Initial findings are clearly stated in % terms and a brief explanation is provided as to the results. 

What is less clear here is how the particular OER's and words were chosen for the research.

Problems in terms of the scope and timescale of the research carried out are stated, particularly the fact that the sample size was small, excusable perhaps given the short timescales allowed for production but something that can be worked on going forward.

The interesting anecdotes from family members who didn't understand the questions, and therefore would not do the questionnaire both served the point to highlight the problem that jargon can cause whilst amusing the audience.

The initial conclusions in the presentation are perhaps enough to suggest that high awareness of OER courses and the relationship to the low uptake may have something to do with the type of language used and the barriers it may cause to understanding. 

The author admits that research is small scale and mainly due to networking within the group, this suggests that a better survey result is possibly necessary for more accurate results.

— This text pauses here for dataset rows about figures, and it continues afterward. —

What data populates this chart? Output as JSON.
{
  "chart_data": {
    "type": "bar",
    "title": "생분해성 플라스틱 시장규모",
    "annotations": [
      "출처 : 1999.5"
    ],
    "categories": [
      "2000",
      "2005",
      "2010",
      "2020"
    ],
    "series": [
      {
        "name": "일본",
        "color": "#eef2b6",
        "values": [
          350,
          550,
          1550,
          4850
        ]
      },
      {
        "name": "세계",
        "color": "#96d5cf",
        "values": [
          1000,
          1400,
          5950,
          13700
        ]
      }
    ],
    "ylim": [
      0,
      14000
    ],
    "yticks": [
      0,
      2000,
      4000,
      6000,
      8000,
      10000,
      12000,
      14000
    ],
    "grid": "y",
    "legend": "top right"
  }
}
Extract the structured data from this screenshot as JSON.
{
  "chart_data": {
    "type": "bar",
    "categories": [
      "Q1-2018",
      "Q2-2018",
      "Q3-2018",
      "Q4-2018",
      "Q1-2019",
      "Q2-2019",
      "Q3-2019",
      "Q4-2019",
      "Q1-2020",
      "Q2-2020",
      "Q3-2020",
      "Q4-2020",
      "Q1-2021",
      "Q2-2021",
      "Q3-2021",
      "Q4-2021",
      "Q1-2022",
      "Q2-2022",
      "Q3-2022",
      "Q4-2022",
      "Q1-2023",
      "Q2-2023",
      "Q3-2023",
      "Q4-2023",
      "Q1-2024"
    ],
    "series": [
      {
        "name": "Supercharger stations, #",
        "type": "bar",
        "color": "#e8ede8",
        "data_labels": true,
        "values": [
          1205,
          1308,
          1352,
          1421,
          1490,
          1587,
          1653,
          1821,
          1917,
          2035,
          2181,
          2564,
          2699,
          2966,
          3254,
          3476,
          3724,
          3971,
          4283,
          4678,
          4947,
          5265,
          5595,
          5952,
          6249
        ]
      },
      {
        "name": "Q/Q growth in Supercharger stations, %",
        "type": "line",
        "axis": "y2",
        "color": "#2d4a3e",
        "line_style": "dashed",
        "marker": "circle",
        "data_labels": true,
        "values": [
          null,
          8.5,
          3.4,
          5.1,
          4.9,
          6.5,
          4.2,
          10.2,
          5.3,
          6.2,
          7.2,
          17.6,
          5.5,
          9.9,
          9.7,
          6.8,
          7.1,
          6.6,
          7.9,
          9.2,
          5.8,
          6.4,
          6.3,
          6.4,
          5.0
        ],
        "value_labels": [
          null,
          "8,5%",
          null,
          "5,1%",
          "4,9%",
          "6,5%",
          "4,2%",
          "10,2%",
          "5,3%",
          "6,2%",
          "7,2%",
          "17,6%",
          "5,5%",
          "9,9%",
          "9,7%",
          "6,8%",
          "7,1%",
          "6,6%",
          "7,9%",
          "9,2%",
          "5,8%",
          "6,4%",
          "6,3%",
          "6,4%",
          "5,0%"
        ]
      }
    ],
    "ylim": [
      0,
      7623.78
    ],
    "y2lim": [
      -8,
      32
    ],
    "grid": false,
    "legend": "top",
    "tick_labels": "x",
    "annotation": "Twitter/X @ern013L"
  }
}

Thought has been given to and expressed by the author on how this experience has taught her some useful lessons, i.e., the importance of research planning and better explanation of tasks required.

Ending the presentation with a quiz that reinforces how an audience can misinterpret language was arguably a good move here, it highlights the fact that people need to know their audience when communicating.  Given that most of the audience got the question wrong  reinforces this message.

An interesting presentation. How will this be developed further for the project artefact............?


Rachel O'Connor
3:02pm 17 February 2015

Thanks for such a comprehensive review Sheila. It is very useful to see my presentation through someone else's eyes. You have also got me thinking about changes I might need to make to my artefact in light of your comments. Thanks

Sheila Greenwood
6:08pm 17 February 2015

Hi Rachel

Yours is one of the presentations I have chosen to review for the EMA because the topic of jargon is similar but we chose to present in different ways.  Not sure if the review is suitable  the EMA and I may need to pad this out a little with added info along the way.

Do you think I have the right tack or perhaps gone off on the wrong thinking tangent about the presentations intended purpose?

You can be cruel to be kind with any siggestions.